Afzal was clutching his ribs, gasping. Starkad was failing them all. They would all die, and he could do naught to save them.
The ground here held less ice and had grown rocky. Cracked red earth spread out as far as he could see before them, broken up by numerous shallow craters.
Ahead, steam erupted through the mist like a waterspout. Everyone fell short, Afzal actually dropping to his knees.
It had grown warm. Another geyser erupted farther into the rock fields. This whole area stank like rotten eggs. Sulfur?
“Out of Niflheim … and into … Muspelheim,” Ivar said between pants.
Muspelheim. The World of Fire. Where the fire spirits Afzal’s people bound came from. They used fire spirits to drive away the mist and its dangers. Like draugar.
“Get over by the geysers,” Starkad said.
“We’re like to get burned there,” Tiny complained.
Starkad shook his head. Better a little burned than frozen and cleaved by draugar. “Make camp as close to the geyser
s as you safely can.”
Ivar trembled, clutching his abdomen, so Starkad helped him toward the camp he’d selected.
“My gut feels like a beetle cock.”
“I don’t even know what that means, Loud. But I don’t smell shit, so maybe your bowels aren’t punctured.”
Ivar grunted at that. They both knew if the blade had pierced his intestines, he was in for a long, painful dying. From the look of him, that might still be his fate.

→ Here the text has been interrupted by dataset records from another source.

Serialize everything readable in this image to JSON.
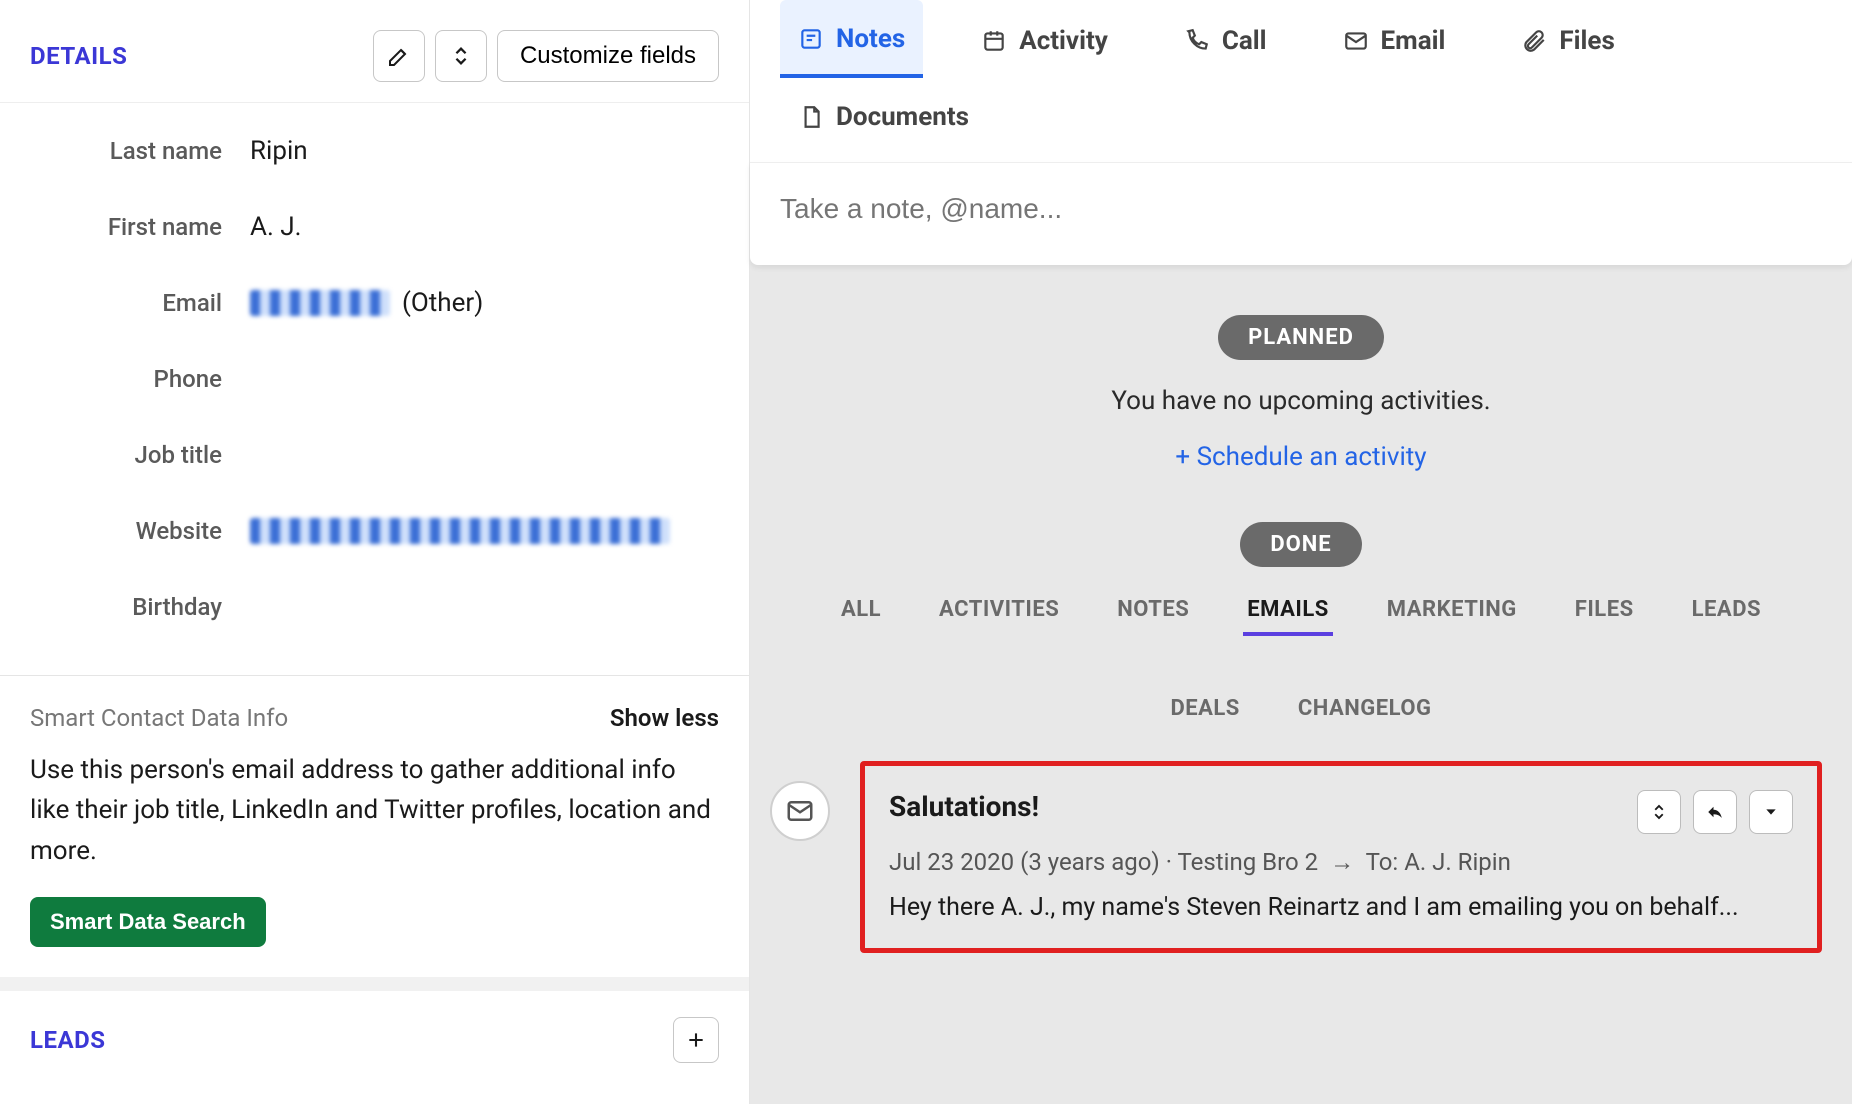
{
  "details": {
    "title": "DETAILS",
    "customize_label": "Customize fields",
    "fields": {
      "last_name": {
        "label": "Last name",
        "value": "Ripin"
      },
      "first_name": {
        "label": "First name",
        "value": "A. J."
      },
      "email": {
        "label": "Email",
        "suffix": "(Other)"
      },
      "phone": {
        "label": "Phone",
        "value": ""
      },
      "job_title": {
        "label": "Job title",
        "value": ""
      },
      "website": {
        "label": "Website"
      },
      "birthday": {
        "label": "Birthday",
        "value": ""
      }
    }
  },
  "smart": {
    "title": "Smart Contact Data Info",
    "toggle": "Show less",
    "description": "Use this person's email address to gather additional info like their job title, LinkedIn and Twitter profiles, location and more.",
    "button": "Smart Data Search"
  },
  "leads": {
    "title": "LEADS"
  },
  "tabs": {
    "notes": "Notes",
    "activity": "Activity",
    "call": "Call",
    "email": "Email",
    "files": "Files",
    "documents": "Documents"
  },
  "note_placeholder": "Take a note, @name...",
  "planned": {
    "pill": "PLANNED",
    "empty": "You have no upcoming activities.",
    "schedule": "+ Schedule an activity"
  },
  "done_pill": "DONE",
  "filters": {
    "all": "ALL",
    "activities": "ACTIVITIES",
    "notes": "NOTES",
    "emails": "EMAILS",
    "marketing": "MARKETING",
    "files": "FILES",
    "leads": "LEADS",
    "deals": "DEALS",
    "changelog": "CHANGELOG"
  },
  "email_item": {
    "subject": "Salutations!",
    "date": "Jul 23 2020 (3 years ago)",
    "sender": "Testing Bro 2",
    "to_prefix": "To:",
    "recipient": "A. J. Ripin",
    "preview": "Hey there A. J., my name's Steven Reinartz and I am emailing you on behalf..."
  }
}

Everyone collapsed, none bothering with tents or bedrolls. Nor did they have wood for fire.
Orvar stumbled from one man to the next, checking injuries of his crew. Their leader was swearing under his breath. The man was losing it, wasn’t he? They’d known dangers would lurk here, but Yngvi had known or said naught of an army of the dead.
Tiny sat with his hands over his knees, staring at one of the geysers. The vent blew out small trails of steam every so often, but the big man barely reacted to it.
“Are you injured?” Orvar asked the big man.
Tiny snorted. “Here and there. Naught serious.” He scratched his head. “Axe took that beast right in front. It was fast as aught I ever saw.”
Orvar nodded. “Shifters always are.”
Starkad grimaced. “I should’ve known, should’ve …”
“It’s not your fault, Eightarms,” Bragi said. “We’ve all heard tales of finfolk snatching up men and women. I just always thought it mere tales, wild fancies of the far reaches of the North Realms.”
Maybe. But Starkad had seen varulfur and berserkir, so why shouldn’t other shifters be real as well?
“He was a good man,” Tiny said. “Died well.”
Starkad grunted at that. The Axe had bought them their escape. Without him, they’d have not made those rocks at all. “He fought for the Ynglings from way back. Never forgave himself for Alrik and Eirik, always somehow thought he should have protected them. You can’t save men from themselves.”
“No, Eightarms,” Bragi said. “You can’t save a man from himself.”
He had no interest in whatever lesson the skald thought he was trying to impart. Instead, Starkad rose and made his way over to where Afzal had fallen. The young man lay on his side, eyes closed. Asleep?